Personal psychological characteristics (e.g., optimism or persuadability) and situational expectations are independently associated with the strength of placebo effect (Corsi and Colloca, 2017; Del Re et al., 2013). The poor correlation between furosemide treatment effect and saline treatment effect, as well as poor correlation between repeated saline effects, argue that the placebo-susceptibility of individual subjects are unlikely to explain our results. Despite our efforts to avoid creating expectations of successful treatment, most subjects reported having expectations that treatment would be effective. It is possible that such expectations are unavoidable with today’s procedures of recruitment and informed consent, and widespread pharmaceutical marketing – factors that may relate to the observation that placebo effects are increasing in drug treatment trials (Del Re et al., 2013; Silberman, 2009; Tuttle et al., 2015). We saw a lack of strong correlation between subject-reported expectation and treatment effect, but to avoid subjects ‘over-thinking’ the experiment, we did not debrief them until after the final test, thus we depended on accurate recall. Although our results do not point to a specific correlate of placebo effect, the possibility cannot be ignored.

4.3. Conclusions.

We disproved two of the hypotheses under test, resolving at least some of the uncertainty about furosemide response variance: Neither 1) well-controlled aerosol delivery, nor 2) doubling the dose produced a larger proportion of responders in this study. In addition, we showed that systemic absorption and diuresis cannot explain the result in these healthy subjects, and provided information suggesting that individuals who lack strong tidal volume relief will not respond to aerosol furosemide. Furthermore, we observed no adverse effect beyond the expected modest diuresis, even with the highest dose used thus far.
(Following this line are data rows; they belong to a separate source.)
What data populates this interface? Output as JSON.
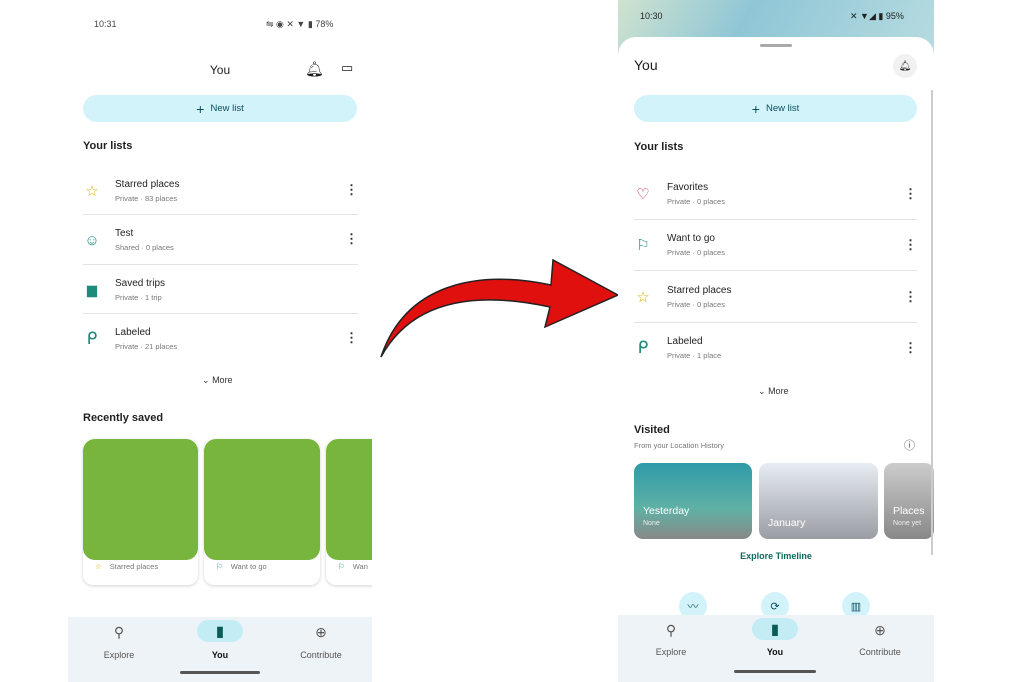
{
  "left": {
    "status": {
      "time": "10:31",
      "battery": "78%"
    },
    "header": {
      "title": "You"
    },
    "new_list": "New list",
    "your_lists_title": "Your lists",
    "lists": [
      {
        "name": "Starred places",
        "sub": "Private · 83 places",
        "icon": "star-icon",
        "color": "#e0a800"
      },
      {
        "name": "Test",
        "sub": "Shared · 0 places",
        "icon": "emoji-add-icon",
        "color": "#1e8a7a"
      },
      {
        "name": "Saved trips",
        "sub": "Private · 1 trip",
        "icon": "trips-icon",
        "color": "#1e8a7a"
      },
      {
        "name": "Labeled",
        "sub": "Private · 21 places",
        "icon": "label-flag-icon",
        "color": "#1e8a7a"
      }
    ],
    "more": "More",
    "recently_saved_title": "Recently saved",
    "recent": [
      {
        "label": "Starred places"
      },
      {
        "label": "Want to go"
      },
      {
        "label": "Wan"
      }
    ],
    "nav": [
      {
        "label": "Explore"
      },
      {
        "label": "You"
      },
      {
        "label": "Contribute"
      }
    ]
  },
  "right": {
    "status": {
      "time": "10:30",
      "battery": "95%"
    },
    "header": {
      "title": "You"
    },
    "new_list": "New list",
    "your_lists_title": "Your lists",
    "lists": [
      {
        "name": "Favorites",
        "sub": "Private · 0 places",
        "icon": "heart-icon",
        "color": "#c2185b"
      },
      {
        "name": "Want to go",
        "sub": "Private · 0 places",
        "icon": "flag-icon",
        "color": "#1e8a7a"
      },
      {
        "name": "Starred places",
        "sub": "Private · 0 places",
        "icon": "star-icon",
        "color": "#e0a800"
      },
      {
        "name": "Labeled",
        "sub": "Private · 1 place",
        "icon": "label-flag-icon",
        "color": "#1e8a7a"
      }
    ],
    "more": "More",
    "visited": {
      "title": "Visited",
      "subtitle": "From your Location History",
      "cards": [
        {
          "title": "Yesterday",
          "sub": "None"
        },
        {
          "title": "January",
          "sub": ""
        },
        {
          "title": "Places",
          "sub": "None yet"
        }
      ]
    },
    "explore_timeline": "Explore Timeline",
    "nav": [
      {
        "label": "Explore"
      },
      {
        "label": "You"
      },
      {
        "label": "Contribute"
      }
    ]
  },
  "colors": {
    "accent": "#d3f3fb",
    "arrow": "#e0100e",
    "teal": "#0b6b5e"
  }
}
Aerosol administration of both saline and furosemide produced a clinically relevant reduction of Breathing Discomfort (≥20% full scale) although not in the same subjects. The effects of both treatments were statistically significant compared to the pre-drug condition (p<.05), and the effect of furosemide was slightly greater than saline (NS). Increase in Breathing Discomfort following either treatment was rare and small. The most obvious inference is that psychological placebo effects occur at random times, and explains all findings. This may be true, however, there may be reason to believe that aerosol furosemide has a pharmacological effect. 1) The average dyspnea relief in furosemide “responders” in both present studies was larger than the response to saline; 2) It may be that saline is not the best control, as it, too, may have some pharmacological effect. 3) The response of pulmonary stretch receptors to furosemide provides a sound mechanistic basis for the action of furosemide; 4) Some of the furosemide response failures may be explained by a weak stretch receptor relief pathway (non-responders to free breathing in both studies) or to variation of drug deposition and absorption in the lung (inverse correlation to absorption efficiency in the 40 mg study).
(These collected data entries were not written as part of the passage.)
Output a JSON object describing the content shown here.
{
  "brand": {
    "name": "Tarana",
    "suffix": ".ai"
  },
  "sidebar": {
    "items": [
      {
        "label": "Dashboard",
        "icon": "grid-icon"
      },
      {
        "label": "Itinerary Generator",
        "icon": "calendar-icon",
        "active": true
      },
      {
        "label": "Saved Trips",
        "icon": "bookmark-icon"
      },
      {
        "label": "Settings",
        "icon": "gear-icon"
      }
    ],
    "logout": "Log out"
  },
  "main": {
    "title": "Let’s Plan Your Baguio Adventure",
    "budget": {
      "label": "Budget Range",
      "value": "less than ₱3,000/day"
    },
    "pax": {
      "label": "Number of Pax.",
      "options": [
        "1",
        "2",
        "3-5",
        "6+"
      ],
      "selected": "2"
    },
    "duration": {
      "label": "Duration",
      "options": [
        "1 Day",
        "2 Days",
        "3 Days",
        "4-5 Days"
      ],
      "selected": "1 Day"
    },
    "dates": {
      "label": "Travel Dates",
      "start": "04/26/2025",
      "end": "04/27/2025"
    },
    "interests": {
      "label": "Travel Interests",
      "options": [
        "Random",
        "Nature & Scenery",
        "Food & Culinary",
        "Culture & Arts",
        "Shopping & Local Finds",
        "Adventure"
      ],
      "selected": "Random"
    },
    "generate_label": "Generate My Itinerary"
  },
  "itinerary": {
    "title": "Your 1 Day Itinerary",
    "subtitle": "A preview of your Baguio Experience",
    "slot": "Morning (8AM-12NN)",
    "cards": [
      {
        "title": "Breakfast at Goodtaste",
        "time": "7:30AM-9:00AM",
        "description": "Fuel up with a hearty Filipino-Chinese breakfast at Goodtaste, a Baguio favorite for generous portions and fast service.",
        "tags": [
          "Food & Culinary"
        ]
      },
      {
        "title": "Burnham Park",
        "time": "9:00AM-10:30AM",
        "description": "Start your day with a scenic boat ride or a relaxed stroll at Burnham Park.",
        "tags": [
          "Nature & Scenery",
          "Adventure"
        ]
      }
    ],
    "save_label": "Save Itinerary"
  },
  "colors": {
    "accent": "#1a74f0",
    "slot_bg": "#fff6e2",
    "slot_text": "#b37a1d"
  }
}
Variable improvement of dyspnea following aerosol furosemide is consistent with most prior clinical and laboratory studies, as is the rarity of worsening dyspnea. Despite this variation, a treatment that can provide substantial relief of dyspnea to 45% of individuals with little expense, minimal side effects, and no sedation could be an asset; if these results were reproduced in larger clinical studies, furosemide could be added to our complement of general approaches to palliate dyspnea.

HIGHLIGHTS.

• We tested hypotheses that might explain failure of aerosol furosemide to alleviate experimental dyspnea.

• Control of aerosol delivery did not increase the proportion of subjects who responded.

• Doubling furosemide dose did not increase the proportion of subjects who responded..

• Response variation was partially explained by variation of response to large breaths.